Here’s a good, simple TV spot for Innocence in Danger, from ROSAPARK, a Parisian ad firm. It’s about incest and child abuse, so this article may be slightly joke-light compared to normal.


What makes this one powerful is as much by what it doesn’t say as what it does. It’s all there visually, the father, the bedtime story, the sleeping child – and the creeping implication. It opens with familial bliss. And then it twists the familial bliss of the opening like a knife.

Words don’t get in the way of the message, which is important. Often charity appeals and PSAs can get overloaded with facts and figures and words. Sometimes that’s OK. But in this context, and with a message this important and unsettling, the simplicity of the message makes it far more potent.

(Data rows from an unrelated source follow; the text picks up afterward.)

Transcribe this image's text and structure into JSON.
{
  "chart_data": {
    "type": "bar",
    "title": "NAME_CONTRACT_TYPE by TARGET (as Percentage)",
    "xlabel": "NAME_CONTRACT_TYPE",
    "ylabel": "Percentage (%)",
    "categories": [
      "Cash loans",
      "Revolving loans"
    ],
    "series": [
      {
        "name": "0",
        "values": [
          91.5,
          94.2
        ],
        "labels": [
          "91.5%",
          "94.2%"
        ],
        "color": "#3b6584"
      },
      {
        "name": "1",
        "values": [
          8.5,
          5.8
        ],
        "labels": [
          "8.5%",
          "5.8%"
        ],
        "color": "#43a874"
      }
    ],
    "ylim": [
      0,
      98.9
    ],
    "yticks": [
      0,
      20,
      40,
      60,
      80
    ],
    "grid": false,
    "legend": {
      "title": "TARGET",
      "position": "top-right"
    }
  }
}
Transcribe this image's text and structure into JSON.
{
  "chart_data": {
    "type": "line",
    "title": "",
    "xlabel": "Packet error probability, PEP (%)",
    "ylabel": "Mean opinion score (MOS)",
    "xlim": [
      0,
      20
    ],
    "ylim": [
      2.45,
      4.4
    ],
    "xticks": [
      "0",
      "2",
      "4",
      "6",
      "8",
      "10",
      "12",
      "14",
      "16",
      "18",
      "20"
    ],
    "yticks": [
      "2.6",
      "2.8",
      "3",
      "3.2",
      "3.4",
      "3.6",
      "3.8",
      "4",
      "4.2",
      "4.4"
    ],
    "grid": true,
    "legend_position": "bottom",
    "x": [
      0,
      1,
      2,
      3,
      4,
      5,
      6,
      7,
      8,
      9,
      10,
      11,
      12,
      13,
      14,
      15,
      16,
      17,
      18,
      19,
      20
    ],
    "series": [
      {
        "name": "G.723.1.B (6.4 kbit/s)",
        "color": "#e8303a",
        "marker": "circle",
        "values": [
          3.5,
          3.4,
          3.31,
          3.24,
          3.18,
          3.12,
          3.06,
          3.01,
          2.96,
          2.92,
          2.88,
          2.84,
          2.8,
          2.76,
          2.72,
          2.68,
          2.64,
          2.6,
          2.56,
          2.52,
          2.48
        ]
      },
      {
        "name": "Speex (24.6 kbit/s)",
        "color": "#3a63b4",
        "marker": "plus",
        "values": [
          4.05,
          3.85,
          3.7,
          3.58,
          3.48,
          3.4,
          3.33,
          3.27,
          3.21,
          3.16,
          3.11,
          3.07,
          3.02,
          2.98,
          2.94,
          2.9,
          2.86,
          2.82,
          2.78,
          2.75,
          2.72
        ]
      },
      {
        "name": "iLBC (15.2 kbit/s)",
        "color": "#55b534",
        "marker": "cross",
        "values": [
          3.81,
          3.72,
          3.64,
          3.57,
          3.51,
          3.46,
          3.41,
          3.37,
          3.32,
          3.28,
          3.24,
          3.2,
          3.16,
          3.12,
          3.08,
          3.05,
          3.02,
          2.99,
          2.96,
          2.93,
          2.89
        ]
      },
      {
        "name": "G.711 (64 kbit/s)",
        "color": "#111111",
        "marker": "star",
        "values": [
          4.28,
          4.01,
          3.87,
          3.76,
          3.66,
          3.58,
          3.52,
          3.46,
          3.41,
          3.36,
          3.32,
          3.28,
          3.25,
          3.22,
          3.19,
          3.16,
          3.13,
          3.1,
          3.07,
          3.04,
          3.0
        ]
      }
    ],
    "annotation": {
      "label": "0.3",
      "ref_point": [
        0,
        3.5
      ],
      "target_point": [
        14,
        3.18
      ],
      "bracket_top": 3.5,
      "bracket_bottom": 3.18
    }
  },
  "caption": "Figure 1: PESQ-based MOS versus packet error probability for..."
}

A wordless implication, done right, can catch your attention better than any clever combination of words.

It’s especially relevant here because child abuse amongst family members is far too common, and far too often ignored or dismissed. The estimated number of victims of incest, just within France, is 4 million. Which is just fucking horrifying, frankly. So if nothing else, that scale of the problem makes bringing it to everyone’s attention all the more important.

I feel uncomfortable. Watching it, talking about it, sharing it.

But that’s exactly why something like this should be shared. And it’s what makes it an effective piece of work.


So watch, talk about it, and share it.